Кутаясь в пеструю диковинную шаль, я стояла, прислонившись бедром к столешнице, и смотрела, как Антон моет руки. Он казался немного напряженным, и только. Ни волнения, ни пылающих взоров, ничего, что могло бы подарить трепетной девушке надежду.
Наверное, я всегда была такой – хоть кол на голове теши. Не умела вовремя остановиться. Разгонялась, не глядя на знаки.
– Интересно, – спросила я небрежно, – твой похоронный бизнес – это прибыльное дело? У тебя действительно полно денег?
– Что? – Он удивленно оглянулся на меня.
– Ты моложе Алеши и богаче его.

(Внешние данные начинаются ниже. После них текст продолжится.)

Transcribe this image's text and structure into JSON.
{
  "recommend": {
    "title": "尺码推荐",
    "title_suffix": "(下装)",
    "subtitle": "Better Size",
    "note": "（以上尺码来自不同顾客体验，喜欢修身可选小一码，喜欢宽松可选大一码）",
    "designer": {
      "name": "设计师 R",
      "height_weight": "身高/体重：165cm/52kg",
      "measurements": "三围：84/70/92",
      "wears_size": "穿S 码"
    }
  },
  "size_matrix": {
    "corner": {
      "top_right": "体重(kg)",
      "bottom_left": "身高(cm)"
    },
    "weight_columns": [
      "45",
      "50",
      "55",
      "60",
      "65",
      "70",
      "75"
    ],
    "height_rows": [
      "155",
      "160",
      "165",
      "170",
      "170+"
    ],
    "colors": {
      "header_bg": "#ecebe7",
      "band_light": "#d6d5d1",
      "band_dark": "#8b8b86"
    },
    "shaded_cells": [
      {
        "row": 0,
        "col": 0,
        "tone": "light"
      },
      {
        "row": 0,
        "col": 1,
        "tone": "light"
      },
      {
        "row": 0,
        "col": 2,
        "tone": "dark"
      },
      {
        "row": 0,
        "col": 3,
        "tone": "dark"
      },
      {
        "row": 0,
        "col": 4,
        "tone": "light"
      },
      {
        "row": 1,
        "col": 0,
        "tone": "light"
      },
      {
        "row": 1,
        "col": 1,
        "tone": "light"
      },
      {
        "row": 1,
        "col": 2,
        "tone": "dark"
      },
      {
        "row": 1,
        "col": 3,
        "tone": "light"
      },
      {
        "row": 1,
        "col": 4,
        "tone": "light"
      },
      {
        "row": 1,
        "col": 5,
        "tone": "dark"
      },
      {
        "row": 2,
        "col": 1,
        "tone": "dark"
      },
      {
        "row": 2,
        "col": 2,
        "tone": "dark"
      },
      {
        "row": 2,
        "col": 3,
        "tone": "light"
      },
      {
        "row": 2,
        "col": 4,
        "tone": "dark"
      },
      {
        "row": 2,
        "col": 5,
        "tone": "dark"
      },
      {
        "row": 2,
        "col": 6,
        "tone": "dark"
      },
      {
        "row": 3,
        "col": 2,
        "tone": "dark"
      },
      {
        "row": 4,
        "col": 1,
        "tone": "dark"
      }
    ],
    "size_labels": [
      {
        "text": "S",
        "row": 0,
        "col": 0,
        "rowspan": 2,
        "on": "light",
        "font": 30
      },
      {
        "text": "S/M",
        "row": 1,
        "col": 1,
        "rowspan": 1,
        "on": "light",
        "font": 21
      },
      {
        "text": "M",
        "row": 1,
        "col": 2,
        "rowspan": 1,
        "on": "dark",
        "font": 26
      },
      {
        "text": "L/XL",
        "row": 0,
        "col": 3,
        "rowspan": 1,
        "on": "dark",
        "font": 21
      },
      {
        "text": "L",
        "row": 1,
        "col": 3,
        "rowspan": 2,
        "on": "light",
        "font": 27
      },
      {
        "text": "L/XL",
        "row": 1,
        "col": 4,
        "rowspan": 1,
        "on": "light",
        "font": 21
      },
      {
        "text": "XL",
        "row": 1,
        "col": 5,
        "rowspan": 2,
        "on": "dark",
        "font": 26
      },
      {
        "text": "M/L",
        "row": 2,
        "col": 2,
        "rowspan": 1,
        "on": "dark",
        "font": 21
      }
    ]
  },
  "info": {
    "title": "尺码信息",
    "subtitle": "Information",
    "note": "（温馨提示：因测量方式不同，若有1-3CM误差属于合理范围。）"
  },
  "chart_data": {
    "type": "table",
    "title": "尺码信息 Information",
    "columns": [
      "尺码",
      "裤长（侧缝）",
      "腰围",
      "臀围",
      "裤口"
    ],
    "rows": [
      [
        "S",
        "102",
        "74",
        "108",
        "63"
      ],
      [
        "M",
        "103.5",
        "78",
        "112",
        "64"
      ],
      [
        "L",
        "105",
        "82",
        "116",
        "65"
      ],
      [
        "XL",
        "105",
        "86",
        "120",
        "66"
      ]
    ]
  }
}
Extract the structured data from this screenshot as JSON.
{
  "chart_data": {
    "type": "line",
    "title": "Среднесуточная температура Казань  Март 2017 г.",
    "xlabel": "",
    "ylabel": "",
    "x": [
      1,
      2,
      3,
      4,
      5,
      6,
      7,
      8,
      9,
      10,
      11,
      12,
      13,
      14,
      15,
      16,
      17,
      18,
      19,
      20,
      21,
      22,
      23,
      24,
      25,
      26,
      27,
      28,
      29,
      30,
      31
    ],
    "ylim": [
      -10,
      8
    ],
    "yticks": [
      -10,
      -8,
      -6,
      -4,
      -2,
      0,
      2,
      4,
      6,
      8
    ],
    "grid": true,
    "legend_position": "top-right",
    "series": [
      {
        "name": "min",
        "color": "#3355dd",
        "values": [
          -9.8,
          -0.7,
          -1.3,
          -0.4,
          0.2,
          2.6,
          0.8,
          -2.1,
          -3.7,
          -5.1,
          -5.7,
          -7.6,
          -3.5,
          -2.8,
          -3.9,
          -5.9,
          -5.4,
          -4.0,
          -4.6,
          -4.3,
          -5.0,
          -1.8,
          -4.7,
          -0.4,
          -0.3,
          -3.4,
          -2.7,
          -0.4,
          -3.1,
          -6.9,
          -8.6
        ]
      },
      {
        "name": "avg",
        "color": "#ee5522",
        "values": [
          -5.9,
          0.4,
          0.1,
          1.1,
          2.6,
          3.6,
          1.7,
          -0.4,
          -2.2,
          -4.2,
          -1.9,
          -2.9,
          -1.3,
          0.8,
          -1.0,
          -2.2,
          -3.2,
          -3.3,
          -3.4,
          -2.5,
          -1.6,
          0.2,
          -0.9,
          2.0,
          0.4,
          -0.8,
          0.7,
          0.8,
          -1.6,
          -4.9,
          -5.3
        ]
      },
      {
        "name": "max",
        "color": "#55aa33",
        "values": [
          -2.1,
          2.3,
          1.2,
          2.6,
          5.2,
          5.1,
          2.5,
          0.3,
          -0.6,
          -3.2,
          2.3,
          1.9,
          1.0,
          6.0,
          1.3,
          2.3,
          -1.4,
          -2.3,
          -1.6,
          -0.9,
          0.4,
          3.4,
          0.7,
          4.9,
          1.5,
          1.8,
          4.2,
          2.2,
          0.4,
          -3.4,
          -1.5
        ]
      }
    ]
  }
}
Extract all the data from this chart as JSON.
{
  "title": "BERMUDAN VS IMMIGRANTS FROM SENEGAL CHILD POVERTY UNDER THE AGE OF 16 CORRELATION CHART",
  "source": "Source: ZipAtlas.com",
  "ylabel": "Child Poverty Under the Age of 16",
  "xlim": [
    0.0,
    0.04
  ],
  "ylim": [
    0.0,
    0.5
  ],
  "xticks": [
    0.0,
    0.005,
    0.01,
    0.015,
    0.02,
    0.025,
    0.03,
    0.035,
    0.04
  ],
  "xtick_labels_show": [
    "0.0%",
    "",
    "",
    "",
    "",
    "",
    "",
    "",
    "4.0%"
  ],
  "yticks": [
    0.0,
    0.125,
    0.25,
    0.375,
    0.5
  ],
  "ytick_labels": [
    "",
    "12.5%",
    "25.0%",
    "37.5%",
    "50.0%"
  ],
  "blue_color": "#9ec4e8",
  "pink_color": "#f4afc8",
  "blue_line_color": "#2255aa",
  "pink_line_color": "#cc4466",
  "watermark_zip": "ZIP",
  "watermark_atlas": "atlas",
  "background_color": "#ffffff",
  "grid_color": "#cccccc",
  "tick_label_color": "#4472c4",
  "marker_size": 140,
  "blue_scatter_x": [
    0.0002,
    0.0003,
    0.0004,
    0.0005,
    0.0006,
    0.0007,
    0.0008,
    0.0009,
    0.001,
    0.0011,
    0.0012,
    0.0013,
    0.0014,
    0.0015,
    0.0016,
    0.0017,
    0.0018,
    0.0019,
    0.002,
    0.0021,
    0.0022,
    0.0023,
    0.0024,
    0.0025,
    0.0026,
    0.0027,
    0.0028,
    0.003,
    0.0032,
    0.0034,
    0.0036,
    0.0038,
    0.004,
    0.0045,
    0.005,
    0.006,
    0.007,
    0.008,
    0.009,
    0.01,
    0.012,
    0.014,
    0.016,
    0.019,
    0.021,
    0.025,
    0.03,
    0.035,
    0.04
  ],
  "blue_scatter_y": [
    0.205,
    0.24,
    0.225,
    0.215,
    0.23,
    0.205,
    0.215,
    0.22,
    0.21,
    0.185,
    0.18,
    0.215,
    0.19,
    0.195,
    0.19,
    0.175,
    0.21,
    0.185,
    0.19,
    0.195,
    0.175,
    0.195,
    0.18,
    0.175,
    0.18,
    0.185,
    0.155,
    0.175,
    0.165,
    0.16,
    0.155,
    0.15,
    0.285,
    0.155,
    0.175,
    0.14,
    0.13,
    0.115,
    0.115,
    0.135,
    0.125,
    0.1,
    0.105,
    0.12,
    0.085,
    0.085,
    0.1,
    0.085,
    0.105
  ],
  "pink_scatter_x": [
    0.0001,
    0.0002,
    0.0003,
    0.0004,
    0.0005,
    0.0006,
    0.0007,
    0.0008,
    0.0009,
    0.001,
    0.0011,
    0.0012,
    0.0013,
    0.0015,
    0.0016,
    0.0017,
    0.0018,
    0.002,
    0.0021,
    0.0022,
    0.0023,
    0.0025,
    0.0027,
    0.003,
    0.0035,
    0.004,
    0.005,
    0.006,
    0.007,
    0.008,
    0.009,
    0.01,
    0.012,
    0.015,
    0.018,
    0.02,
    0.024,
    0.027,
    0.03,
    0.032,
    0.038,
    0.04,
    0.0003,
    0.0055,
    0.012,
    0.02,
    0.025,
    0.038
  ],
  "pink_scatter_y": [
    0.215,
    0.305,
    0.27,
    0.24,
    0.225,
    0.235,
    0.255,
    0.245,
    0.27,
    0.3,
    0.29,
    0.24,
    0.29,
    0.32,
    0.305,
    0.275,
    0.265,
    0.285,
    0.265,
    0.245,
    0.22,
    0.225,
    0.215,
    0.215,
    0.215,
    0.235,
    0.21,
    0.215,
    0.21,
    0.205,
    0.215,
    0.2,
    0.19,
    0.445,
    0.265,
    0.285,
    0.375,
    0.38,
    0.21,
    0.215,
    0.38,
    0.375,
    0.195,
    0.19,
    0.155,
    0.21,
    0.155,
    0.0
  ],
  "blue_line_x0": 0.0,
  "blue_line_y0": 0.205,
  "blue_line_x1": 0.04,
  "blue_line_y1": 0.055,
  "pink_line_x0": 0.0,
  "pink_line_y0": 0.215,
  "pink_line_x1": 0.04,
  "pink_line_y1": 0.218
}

Может, мне махнуть не глядя одного брата на другого?
– Что? – повторил Антон растерянно.
– Что «что»? Разве ты не вьешься вокруг меня потому, что влюбился без памяти?
– Я вьюсь? Я влюбился?
Возможно, он и не испытывал ко мне нежных чувств, но, по крайней мере, я всегда могла выбить почву из-под его ног.
– Давай посмотрим, – замурлыкала я, наливая ему грибного супа, – прямо сейчас ты стоишь на моей кухне. Неужели тебе не с кем и негде больше обедать? Разумеется, есть. Ты прилетел сюда на крыльях любви, не так ли? Ах, что тут говорить, даже твоя бывшая девушка сразу заметила твою страсть и примчалась ко мне, умоляя побыстрее отказать тебе. Что скажешь? Хочешь услышать мое решительное «нет» прямо сейчас или сначала поешь?
Удивительно, но из всего вздора Антон вычленил самое главное.
– К тебе приходила Инна? Ты поэтому такая странная?
– Инна приходила, да. Но я сказала ей, что ты от меня ни за что не откажешься, пусть оставит свои притязания.
При-тя-за-ния.
Я действительно выговорила это слово без заминки.
Такое сложное, такое старомодное.
Сейчас, с длинными распущенными волосами и в пестрой бабушкиной шали, я и чувствовала себя средневековой чертовкой, заговаривающей зубы молодому купцу.
Позолоти ручку, и вся неправда моя, все лукавство и вся злокозненность будут твоими.
Я поделюсь с тобой отравой своего сердца.
Наполню ядом дурных мыслей, жестоких желаний, порочных фантазий.